Jan 13 2010
A new analysis found that the cost of diabetes and pre-diabetes reached $218 billion in 2007, with the exploding number of cases of type 2 diabetes responsible for the majority of the costs. The National Changing Diabetes® Program (NCDP), a program of Novo Nordisk, commissioned the analysis, published online as a Web First article today in Health Affairs and performed by researchers at The Lewin Group.
According to the study, diagnosed type 2 diabetes accounted for $174.4 billion of 2007 spending on diabetes and undiagnosed type 2 diabetes was responsible for $18 billion in costs. Spending on type 1 diabetes totaled $14.9 billion in 2007. Pre-diabetes, a state of elevated blood glucose that affects one in every four adults in the U.S. and is a precursor to diabetes, cost $25 billion. Gestational diabetes, which develops during pregnancy, was associated with $636 million in costs.
"Families dealing directly with the disease know how out-of-pocket medical expenses and reduced earnings can be fiscally disastrous, but diabetes hurts every American," said Tim Dall, managing director of The Lewin Group, who led the research. "The burden of diabetes and pre-diabetes -- $700 for every man, woman and child in the country in 2007 -- represents a hidden 'tax' that we all pay through higher insurance premiums."
The analysis examined both direct medical costs, which accounted for $153 billion in spending, and $65 billion in indirect costs associated with absenteeism and disease-related productivity losses.
Spending on each case of type 1 diabetes totaled about $15,000 in 2007. Type 2 diabetes cost nearly $10,000 per patient per year.

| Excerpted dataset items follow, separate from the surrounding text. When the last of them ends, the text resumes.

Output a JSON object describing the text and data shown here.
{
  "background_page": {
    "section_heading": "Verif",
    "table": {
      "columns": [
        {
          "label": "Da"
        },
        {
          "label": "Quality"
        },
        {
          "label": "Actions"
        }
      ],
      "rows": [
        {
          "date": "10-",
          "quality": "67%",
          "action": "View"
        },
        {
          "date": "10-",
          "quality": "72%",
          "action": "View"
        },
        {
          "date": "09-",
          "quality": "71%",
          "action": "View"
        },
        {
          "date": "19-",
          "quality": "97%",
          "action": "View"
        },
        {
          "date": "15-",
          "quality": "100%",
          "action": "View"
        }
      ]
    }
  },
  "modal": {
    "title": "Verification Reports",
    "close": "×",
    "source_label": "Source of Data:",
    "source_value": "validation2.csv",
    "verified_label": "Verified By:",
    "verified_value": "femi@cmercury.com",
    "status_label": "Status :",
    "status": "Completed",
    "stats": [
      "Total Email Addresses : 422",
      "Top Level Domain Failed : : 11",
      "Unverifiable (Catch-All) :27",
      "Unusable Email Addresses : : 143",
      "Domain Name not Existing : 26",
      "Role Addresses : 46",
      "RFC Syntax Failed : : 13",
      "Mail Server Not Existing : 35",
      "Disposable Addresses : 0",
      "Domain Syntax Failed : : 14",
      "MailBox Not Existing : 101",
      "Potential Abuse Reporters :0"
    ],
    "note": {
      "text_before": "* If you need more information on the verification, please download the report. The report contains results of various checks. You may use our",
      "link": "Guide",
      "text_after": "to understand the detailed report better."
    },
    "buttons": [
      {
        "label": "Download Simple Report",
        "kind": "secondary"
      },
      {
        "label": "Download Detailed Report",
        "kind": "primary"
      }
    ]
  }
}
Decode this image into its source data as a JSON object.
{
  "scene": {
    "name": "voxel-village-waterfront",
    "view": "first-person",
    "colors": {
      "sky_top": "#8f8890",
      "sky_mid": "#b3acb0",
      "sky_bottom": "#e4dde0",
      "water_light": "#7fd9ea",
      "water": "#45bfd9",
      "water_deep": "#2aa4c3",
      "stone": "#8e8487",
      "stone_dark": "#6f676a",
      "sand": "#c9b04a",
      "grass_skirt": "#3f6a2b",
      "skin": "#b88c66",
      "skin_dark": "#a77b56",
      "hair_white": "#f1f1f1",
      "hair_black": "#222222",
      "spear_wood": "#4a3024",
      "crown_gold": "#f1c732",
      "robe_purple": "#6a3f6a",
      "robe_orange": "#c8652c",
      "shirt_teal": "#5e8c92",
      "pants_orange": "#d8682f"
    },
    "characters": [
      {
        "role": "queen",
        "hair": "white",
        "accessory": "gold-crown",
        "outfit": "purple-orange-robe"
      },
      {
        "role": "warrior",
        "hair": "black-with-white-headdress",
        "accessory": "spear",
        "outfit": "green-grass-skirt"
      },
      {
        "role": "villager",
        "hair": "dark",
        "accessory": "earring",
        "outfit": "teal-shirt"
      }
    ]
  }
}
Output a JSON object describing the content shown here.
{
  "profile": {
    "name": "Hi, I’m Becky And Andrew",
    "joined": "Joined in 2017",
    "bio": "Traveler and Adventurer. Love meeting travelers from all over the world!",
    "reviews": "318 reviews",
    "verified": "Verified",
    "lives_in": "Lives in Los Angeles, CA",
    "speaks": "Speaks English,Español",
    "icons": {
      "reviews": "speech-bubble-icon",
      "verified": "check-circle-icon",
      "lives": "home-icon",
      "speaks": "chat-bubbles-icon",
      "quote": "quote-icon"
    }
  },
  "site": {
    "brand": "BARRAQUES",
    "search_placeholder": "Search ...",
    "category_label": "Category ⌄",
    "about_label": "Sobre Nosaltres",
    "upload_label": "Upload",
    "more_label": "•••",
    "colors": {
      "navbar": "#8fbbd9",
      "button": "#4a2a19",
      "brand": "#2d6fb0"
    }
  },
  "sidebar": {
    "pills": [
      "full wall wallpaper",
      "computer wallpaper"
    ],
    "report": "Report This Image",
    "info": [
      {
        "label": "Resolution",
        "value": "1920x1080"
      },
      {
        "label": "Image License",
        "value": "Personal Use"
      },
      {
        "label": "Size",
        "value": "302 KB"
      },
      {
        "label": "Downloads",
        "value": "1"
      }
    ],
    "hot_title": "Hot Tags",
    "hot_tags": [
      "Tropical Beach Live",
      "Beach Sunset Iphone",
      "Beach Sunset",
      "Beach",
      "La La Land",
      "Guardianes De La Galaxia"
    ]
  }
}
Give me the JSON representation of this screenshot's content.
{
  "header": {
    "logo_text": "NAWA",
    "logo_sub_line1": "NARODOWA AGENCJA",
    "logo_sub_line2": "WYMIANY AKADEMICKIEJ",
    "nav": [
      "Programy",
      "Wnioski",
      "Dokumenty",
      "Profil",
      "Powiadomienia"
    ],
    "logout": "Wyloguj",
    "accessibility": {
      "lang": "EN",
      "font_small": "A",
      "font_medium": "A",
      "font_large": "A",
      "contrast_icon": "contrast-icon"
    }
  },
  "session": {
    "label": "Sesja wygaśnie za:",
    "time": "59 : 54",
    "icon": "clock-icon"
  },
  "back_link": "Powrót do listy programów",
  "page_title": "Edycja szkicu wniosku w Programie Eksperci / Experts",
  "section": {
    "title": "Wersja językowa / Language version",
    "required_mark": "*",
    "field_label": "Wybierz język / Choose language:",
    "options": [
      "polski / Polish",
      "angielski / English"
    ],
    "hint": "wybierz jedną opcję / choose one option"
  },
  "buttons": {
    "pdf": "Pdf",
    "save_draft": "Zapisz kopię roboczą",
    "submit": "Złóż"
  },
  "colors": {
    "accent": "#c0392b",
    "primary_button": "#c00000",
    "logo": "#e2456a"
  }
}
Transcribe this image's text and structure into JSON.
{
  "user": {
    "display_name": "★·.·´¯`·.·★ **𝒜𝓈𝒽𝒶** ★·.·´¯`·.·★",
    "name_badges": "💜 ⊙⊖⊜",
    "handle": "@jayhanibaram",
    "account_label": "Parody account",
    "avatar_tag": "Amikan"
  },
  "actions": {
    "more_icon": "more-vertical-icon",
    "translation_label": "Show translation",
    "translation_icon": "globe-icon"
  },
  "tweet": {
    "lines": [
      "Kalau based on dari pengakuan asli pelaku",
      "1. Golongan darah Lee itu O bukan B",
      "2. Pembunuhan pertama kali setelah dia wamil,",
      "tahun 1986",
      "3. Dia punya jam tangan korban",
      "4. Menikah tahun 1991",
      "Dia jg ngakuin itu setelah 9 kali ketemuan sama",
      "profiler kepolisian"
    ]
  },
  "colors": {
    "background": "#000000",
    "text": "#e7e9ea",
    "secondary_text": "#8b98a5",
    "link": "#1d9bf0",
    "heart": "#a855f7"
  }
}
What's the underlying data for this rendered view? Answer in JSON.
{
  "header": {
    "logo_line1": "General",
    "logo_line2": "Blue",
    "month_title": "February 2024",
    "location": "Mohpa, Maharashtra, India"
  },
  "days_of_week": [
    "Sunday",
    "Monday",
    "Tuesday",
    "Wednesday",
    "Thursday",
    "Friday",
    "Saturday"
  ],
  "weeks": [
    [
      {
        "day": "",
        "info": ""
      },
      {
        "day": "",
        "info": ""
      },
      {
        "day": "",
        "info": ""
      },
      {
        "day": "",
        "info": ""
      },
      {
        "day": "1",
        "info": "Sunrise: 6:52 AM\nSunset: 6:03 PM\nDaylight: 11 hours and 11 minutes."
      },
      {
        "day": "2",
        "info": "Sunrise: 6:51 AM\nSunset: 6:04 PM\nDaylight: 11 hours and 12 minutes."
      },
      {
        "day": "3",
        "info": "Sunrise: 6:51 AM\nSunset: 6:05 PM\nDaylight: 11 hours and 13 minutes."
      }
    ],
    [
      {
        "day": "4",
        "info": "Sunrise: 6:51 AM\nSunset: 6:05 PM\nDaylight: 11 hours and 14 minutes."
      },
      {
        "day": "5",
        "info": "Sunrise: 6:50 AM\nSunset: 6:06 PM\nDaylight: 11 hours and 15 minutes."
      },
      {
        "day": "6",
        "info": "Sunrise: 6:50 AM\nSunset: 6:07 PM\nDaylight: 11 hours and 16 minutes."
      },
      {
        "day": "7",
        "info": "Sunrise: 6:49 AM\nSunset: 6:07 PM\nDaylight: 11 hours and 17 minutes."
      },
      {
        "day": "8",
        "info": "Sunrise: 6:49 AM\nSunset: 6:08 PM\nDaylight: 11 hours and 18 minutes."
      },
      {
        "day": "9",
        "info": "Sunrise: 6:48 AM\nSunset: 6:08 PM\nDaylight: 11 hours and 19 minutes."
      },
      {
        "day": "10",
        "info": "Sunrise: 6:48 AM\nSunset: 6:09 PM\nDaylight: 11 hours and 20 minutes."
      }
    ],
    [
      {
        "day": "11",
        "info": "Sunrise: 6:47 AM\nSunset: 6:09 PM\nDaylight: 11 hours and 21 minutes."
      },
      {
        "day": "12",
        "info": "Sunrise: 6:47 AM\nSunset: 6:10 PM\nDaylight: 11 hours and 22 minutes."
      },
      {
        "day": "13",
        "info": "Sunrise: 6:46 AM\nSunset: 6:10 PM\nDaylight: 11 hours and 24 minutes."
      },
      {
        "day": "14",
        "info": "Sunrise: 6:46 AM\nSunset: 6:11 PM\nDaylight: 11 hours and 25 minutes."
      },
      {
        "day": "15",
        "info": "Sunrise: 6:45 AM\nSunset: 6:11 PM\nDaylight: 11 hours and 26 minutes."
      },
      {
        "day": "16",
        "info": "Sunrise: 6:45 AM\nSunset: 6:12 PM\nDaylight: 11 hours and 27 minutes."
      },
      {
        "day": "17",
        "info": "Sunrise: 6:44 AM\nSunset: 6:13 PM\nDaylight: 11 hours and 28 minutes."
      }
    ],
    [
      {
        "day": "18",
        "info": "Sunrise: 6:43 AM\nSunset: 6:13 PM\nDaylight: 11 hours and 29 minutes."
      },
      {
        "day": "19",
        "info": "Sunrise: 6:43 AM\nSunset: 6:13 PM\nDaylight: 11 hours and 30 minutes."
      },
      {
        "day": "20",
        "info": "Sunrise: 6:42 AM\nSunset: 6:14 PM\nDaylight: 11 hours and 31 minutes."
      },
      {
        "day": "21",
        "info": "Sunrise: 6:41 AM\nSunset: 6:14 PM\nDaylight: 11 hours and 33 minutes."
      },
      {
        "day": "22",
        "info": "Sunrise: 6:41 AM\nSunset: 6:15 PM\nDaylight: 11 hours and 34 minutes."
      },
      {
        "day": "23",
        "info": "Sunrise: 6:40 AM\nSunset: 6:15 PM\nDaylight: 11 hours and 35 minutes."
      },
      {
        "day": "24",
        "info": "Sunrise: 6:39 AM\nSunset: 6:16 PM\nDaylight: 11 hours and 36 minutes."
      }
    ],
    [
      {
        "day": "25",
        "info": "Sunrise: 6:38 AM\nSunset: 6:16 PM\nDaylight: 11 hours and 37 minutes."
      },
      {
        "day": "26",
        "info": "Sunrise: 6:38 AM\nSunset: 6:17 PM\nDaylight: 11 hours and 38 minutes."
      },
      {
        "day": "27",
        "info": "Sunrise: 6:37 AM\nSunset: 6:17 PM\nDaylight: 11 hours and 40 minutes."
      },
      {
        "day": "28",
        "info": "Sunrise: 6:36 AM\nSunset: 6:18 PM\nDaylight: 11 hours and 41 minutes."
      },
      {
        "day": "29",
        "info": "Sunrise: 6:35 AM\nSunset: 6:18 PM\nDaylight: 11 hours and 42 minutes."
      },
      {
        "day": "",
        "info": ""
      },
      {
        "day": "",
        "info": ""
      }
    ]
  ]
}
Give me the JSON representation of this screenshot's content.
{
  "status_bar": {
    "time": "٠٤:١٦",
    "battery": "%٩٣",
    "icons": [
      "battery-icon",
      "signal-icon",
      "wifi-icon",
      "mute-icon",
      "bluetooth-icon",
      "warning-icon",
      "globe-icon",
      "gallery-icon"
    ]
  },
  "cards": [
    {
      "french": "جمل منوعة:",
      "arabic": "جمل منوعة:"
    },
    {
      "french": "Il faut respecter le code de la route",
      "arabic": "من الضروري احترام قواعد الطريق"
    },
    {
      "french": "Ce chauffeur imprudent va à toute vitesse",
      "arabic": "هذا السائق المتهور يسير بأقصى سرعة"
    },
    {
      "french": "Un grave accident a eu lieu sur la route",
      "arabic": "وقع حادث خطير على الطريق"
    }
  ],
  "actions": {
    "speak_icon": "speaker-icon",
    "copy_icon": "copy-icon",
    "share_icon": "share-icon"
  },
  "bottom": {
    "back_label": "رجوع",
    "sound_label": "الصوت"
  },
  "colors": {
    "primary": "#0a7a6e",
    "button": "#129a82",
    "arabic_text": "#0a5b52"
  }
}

In contrast, those with pre-diabetes required an average of only $443 in additional medical costs.
But a growing body of research has shown that low-cost pre-diabetes patients can cut their risk of developing diabetes with lifestyle modifications. The landmark Diabetes Prevention Program (DPP) trial found that lifestyle modifications including increases in physical activity and moderate weight loss in patients at risk for diabetes could cut their rate of developing diabetes by as much as 58 percent compared with a control group. Additionally, a 10-year follow-up of DPP patients published last year found that the benefits originally seen persisted for at least a decade, with individuals in the lifestyle modification intervention experiencing a 34 percent lower risk of diabetes than those who received no intervention.
"Diabetes, in the late stages, is an expensive disease to treat. Our best chance of keeping the cost of diabetes manageable is to take the lessons of the DPP and work to prevent diabetes in those at highest risk," said Michael Mawby, the chief government affairs officer at Novo Nordisk. "The only way to make this effort work on a large scale is through thoughtful, nationally funded programs."
Without intervention, costs are expected to skyrocket. Research published last year in the American Diabetes Association journal Diabetes Care projected that the country's diabetes population will double over the next 25 years and direct annual medical spending on the disease is projected to hit $336 billion by 2034.